Catch Fish with
For anyone unfamiliar with the site always check the FRESHWATER, SALTWATER and TACK-TICS pages. The Saltwater page now extends back as a record of over several years of (mostly) sea fishing and may be a useful guide as to when to fish. The Freshwater stuff is also up to date now. I keep adding to both. These pages are effectively my diary and the latest will usually be about fishing in the previous day or two. As you see I also add the odd piece from my friends and correspondents if I've not been doing much. The Tactics pages which are chiefly 'how I do it' plus a bit of science are also updated regularly and (I think) worth a read (the earlier ones are mostly tackle and 'how to do it' stuff).
Antigua antics 2.
Before I plough on with the results of our second week's fishing in Antigua I should say that Jolly Harbour, close to our house, held some decent tarpon. We didn't fish for them because some of the local youngsters treated them almost as pets when the fish came in to feed on fish waste.

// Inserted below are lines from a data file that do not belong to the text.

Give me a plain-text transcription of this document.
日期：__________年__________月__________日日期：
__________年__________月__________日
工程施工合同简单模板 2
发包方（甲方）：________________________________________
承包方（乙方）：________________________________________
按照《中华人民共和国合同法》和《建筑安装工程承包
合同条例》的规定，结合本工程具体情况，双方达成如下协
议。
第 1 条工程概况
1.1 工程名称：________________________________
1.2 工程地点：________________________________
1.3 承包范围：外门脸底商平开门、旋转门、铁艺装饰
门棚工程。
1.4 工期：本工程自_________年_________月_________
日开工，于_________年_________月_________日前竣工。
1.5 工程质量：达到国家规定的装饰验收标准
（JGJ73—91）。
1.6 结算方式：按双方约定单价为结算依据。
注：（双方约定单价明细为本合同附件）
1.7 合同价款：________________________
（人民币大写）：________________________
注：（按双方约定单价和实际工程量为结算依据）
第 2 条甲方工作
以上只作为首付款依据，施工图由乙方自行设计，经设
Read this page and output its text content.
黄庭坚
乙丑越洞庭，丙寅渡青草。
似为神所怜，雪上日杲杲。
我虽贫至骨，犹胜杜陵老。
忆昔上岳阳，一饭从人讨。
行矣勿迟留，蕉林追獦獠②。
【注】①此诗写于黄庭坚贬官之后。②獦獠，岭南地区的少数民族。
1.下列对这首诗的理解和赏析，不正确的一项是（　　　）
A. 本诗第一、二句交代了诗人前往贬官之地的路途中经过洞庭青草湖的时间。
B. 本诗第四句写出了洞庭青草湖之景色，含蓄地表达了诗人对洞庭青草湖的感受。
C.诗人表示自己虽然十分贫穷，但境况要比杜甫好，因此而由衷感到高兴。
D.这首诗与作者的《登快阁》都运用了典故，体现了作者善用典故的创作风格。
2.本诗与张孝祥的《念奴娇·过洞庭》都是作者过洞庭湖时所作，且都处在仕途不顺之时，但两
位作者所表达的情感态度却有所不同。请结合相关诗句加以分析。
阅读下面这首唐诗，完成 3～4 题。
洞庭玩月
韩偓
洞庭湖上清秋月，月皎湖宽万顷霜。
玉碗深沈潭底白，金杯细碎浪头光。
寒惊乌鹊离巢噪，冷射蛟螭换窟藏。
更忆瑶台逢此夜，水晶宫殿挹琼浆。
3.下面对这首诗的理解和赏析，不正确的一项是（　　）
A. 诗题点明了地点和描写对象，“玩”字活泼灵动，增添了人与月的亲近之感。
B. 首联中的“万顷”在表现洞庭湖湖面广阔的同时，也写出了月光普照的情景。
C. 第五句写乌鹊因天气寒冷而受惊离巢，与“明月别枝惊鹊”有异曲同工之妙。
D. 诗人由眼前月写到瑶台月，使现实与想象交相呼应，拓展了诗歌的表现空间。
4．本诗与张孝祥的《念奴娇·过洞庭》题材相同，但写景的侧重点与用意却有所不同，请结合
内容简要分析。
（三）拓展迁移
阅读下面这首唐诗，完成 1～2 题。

After our first totally fishless week Steve and I began to get the hang of a few spots. Despite our efforts the bigger fish refused to stick so we both lost modest specimens of various kinds from time to time. However, early in the second week we visited Cade's Bay where there was a reef fairly close in which enclosed wadable flats. Our first session was blessed with success of a kind. We waded on the shallow sandy ground for a couple of hours and eventually I had a couple of tiny barracuda on a shallow diving plug intended for bonefish (we didn't see any of these). It's amazing what a fish can do for your confidence and, on the next few tides, we tried again.
This time we went further along, where the flat changed from hummocky sand to broken coral. It was all pretty shallow and easy to wade. Being partly immersed in the water was also a recipe for escaping the millions of sandflies which plagued us on most shores in the still air of dawn and dusk. One of the most encouraging aspects of this area of the flat was when Steve spotted feeding permit as he waded towards the reef. Now permit are a bit of a holy grail for many anglers and we knew that they take crabs well so our next session involved a spot of crabbing.
The only bait-sized items we could find were a bit like tough porcelain crabs the size of a 5p piece - almost impossible to attach to the hook. Despite this the crabbing was interesting and produced one really tough customer which looked as though it could have eaten most of the fish we were after. We also caught a number of beautiful crawfish which, no doubt, would make decent baits but we thought they might be illegally undersized. We tried freelining small crustaceans for the permit but apart from one fish which I scared to death by plonking the bait on its nose (idiot!!!!) and an eagle ray which screamed away on an unbelievably fast run with Steve's bait, before wrapping him round a lump of coral, we failed with the permit. Steve tried plugging on the flat and had a couple of beautiful mutton snappers and we both caught the ubiquitous lizardfish. Anyway, things were beginning to look up a bit (they coud hardly have got worse).
At the end of the 'permit flat' was a deep water channel leading to a small fishing harbour. On either side of the channel were piers built from big boulders. By standing on the boulders it was possible to spin into the deep water. On his first cast Steve had a small jack and we could see countless sprat sized baitfish along the channel. These were really the first concentrations of bait that we'd found anywhere and we thought that they were likely to be a good sign of potential for something bigger.
You won't be surprised to hear that after the encoragement of a few bites and seeing the shoals of bait, for the last day or two we concentrated our efforts on the flat and the harbour channel. My first attempt with a deep diving 12cm sprat-like plug produced a solid bite and I found myself playing a snapper of several pounds. It pulled really hard, came to the surface and careered away, dragging off line against the clutch before the curse struck again and, for no obvious reason, it came unstuck.
Our next session from the pier was at the crack of dawn. Steve was still walking from the car to the water when I shouted "Fish!". This one had again taken my big plug almost as it hit the water and it was clearly BIG. I put on maximum pressure with my 30lb braid but there was little I could do to slow the fish down. To my surprise, instead of heading out into the deep water and the buoys which marked the channel it turned and after crossing to the far side of the channel made for the mangroves opposite. It was going like a train and I could see that its trajectory would eventually wrap my line round the rocks of the far pier. Despite my best efforts to prevent it the fish, after boiling once on the surface about thirty metres from where I stood (it was big and silvery - probably a jack), tore off more line in its unstoppable run before cutting the braid on the rocks. I was gutted.
We had to try again on our last morning and the harbour mouth produced a houndfish and two reasonable barracuda - so things were beginning to look up. All we needed was another two weeks and we'd surely have got the hang of it and landed a few spectacular fish. There were a number of spots that we found which didn't get a fair crack of the rod so as we said to our wives "we must go again sometime."